Mims — along with about a dozen other local artists — are currently displaying their work at the Jamaica Center for Arts and Learning in Queens.
It’s the second year that the Social Justice Art Show comes to the eastern borough, and features work from artists focusing on racial discrepancies in the criminal justice system.
Wanda Best is the show’s director and also has artwork featured in the exhibit.
She said the exhibit ran for one night last year, down the street at the King Manor Museum.
“We had over a hundred people show up that night,” Best said.
This year, the show will run for two weeks.
“There’s something powerful about combining art and social issues in this way,” Best said. “People look at these exhibitions and they won’t walk out of here thinking the same way about these things.”
Best worked with Councilman Rory Lancman (D-Hillcrest) to start the exhibit in 2016.
“These issues, these problems, they’re not talked about as much as they should be,” Best said. She pointed at one of her paintings. “This one is about mass incarceration — they’re locking up African Americans way more often than whites or Hispanics.”
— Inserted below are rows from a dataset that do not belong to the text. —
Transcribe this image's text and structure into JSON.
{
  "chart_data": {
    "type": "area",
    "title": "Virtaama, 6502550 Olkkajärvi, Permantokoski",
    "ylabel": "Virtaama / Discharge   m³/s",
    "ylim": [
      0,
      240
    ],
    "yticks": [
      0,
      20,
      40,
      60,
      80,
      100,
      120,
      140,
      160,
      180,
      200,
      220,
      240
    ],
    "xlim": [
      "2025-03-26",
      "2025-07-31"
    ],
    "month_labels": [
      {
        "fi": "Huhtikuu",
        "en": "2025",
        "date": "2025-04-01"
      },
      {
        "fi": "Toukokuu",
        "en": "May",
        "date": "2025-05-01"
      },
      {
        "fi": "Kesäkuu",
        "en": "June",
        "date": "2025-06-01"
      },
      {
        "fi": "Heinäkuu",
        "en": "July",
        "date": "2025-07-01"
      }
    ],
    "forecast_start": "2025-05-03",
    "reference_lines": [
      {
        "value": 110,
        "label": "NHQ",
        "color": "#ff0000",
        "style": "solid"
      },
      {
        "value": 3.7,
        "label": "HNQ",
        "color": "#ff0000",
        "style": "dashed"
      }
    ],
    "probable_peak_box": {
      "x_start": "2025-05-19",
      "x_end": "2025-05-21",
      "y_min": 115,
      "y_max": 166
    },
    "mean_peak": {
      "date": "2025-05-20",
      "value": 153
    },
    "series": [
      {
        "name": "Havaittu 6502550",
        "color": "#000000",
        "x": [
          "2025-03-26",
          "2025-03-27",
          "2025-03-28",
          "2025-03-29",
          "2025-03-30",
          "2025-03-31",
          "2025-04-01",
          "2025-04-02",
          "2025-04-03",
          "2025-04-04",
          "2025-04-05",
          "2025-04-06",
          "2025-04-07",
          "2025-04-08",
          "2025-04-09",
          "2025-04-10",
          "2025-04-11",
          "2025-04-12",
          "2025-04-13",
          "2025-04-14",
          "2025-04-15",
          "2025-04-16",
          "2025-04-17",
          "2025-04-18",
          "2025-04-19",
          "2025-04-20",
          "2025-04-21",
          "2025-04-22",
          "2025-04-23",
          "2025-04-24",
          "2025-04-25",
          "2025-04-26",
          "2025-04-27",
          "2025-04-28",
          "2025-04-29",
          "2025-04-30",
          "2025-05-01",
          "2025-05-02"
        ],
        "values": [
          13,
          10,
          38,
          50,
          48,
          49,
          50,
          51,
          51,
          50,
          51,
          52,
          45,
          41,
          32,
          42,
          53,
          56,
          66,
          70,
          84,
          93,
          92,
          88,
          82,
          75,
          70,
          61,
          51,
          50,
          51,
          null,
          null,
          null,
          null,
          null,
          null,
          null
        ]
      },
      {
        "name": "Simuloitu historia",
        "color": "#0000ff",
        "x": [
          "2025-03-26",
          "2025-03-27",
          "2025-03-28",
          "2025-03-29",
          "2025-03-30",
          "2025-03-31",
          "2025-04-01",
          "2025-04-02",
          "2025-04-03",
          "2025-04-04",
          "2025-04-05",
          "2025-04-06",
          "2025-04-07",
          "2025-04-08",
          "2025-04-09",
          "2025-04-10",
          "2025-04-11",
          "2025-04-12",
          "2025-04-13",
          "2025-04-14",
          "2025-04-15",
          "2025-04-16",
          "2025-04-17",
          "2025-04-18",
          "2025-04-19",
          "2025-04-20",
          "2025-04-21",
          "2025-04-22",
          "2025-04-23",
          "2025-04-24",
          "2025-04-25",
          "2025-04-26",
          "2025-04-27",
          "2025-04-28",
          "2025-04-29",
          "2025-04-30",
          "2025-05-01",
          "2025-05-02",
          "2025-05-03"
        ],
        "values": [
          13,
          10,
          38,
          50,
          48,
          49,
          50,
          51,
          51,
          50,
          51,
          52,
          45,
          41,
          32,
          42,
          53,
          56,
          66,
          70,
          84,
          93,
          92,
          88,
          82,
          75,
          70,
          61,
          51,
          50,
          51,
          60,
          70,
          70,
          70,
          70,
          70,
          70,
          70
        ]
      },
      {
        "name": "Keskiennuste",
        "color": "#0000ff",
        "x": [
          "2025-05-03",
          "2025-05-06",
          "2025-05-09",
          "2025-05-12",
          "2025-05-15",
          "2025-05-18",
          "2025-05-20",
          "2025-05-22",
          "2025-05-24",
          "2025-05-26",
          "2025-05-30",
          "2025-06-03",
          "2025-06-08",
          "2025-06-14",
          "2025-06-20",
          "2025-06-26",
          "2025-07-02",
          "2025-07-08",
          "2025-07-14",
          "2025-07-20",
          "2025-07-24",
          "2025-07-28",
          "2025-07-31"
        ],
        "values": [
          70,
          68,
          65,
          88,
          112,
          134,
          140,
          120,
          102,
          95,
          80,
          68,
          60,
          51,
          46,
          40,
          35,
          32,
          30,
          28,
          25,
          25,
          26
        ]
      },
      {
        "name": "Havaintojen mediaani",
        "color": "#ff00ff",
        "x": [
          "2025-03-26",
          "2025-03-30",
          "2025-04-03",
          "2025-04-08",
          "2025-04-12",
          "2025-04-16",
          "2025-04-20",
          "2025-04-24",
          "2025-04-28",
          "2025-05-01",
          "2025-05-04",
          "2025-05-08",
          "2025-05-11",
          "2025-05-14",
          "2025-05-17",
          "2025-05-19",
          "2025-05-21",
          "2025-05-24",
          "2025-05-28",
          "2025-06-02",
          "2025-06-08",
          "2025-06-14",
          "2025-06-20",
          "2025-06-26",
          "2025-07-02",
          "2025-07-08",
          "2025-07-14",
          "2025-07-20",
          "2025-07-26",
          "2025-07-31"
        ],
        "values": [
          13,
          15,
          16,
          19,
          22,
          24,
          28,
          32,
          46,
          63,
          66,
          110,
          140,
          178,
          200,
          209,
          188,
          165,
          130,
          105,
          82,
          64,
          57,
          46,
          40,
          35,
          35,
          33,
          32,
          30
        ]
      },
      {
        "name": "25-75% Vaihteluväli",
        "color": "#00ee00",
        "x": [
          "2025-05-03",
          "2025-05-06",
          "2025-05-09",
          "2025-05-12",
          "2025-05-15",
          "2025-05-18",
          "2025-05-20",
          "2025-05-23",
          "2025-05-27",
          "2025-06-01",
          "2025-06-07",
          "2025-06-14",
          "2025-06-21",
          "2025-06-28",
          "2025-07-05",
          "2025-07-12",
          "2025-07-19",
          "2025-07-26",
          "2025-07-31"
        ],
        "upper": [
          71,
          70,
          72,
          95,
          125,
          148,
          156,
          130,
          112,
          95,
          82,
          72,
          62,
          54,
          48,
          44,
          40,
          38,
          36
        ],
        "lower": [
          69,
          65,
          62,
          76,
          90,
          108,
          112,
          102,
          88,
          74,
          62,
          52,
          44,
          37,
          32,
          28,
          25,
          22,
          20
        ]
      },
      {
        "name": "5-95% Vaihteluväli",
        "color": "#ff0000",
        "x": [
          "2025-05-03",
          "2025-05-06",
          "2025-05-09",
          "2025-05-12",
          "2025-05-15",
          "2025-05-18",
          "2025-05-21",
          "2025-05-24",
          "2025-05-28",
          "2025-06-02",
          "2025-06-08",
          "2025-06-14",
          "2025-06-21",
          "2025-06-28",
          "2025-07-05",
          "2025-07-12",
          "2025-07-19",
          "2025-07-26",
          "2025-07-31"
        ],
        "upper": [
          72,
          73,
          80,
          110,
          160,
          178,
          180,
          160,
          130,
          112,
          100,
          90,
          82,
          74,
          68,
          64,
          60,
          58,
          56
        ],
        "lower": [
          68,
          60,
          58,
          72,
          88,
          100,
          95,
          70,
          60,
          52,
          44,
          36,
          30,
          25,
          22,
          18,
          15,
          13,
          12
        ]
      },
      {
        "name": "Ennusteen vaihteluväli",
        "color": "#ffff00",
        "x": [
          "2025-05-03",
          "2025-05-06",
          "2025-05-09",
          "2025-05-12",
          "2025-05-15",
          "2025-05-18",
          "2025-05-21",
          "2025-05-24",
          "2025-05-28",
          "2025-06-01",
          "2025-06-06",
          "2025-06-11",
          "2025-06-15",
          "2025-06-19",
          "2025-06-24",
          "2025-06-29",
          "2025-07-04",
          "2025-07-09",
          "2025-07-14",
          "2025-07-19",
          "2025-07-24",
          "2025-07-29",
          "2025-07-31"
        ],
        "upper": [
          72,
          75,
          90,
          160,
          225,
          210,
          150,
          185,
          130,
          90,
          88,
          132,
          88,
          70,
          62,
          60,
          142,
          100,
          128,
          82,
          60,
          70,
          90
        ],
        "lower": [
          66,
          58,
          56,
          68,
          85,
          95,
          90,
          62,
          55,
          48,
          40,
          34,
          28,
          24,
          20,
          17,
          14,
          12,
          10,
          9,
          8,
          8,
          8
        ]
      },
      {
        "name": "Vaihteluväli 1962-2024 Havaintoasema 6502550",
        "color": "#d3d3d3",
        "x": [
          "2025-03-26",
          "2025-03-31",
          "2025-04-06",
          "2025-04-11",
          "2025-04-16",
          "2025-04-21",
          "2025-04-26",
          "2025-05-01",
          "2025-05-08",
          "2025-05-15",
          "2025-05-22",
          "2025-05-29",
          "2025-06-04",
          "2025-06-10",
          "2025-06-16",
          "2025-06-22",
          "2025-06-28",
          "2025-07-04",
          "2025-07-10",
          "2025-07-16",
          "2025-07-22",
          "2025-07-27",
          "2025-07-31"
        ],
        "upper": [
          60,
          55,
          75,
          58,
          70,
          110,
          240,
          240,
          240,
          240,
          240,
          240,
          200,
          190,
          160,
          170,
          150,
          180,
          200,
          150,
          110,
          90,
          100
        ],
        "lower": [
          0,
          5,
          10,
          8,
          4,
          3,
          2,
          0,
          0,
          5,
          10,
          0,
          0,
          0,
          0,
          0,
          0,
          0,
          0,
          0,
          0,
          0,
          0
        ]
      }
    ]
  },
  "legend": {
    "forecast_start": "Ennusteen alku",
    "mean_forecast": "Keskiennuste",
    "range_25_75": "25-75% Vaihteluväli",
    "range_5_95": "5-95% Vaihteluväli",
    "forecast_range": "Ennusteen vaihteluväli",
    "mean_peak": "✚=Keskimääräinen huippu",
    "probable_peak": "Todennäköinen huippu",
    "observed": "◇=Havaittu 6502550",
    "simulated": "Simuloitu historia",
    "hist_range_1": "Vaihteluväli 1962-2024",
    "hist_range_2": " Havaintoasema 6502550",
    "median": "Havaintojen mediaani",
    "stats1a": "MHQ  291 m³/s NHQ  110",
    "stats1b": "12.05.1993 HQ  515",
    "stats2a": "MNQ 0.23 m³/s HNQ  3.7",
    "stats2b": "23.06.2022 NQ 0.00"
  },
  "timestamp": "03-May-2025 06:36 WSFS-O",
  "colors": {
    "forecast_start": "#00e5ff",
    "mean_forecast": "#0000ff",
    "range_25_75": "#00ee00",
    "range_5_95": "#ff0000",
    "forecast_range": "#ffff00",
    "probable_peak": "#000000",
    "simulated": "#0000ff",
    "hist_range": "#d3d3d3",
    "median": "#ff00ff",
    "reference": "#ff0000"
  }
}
“This is our chance to change the way people think about these issues,” Best said.
Pieces in the exhibition include all types of artistic mediums, like woodworking and interactive visual pieces.
Some installations focus on the role of African American women in society, while others call attention to the years of slavery.
Mims has two photos on display in the exhibit — a portrait of a woman and one of a man.
He pointed at the photo of the man.
“That was down in Manhattan, by Seaport,” he said.
Mims said he approached the man because he liked his “look” and asked him if he could take his photo.
“The guy was really upset because he couldn’t get a job and I said ‘having that afro and beard don’t help,’” Mims said. “But he had this look of determination on his face.”
Mims said the man was biracial and spoke to Mims about the struggles of not fitting into a society where a hard line is drawn between being black or white.
“After talking to him, I started to realize some things,” Mims said. “I used to automatically look at the way people treated me and asked myself, ‘is it because I’m black?’ I used to control my behavior to make sure I didn’t do nothing to offend anyone and I would still get hostility.”
“It was hurtful,” Mims said. “But I examined it and started to realize what prejudice was all about. All I can do with my art is express what I have inside me and try to make people who look at it a better person. That’s all I can hope.”
The show runs through September 29th.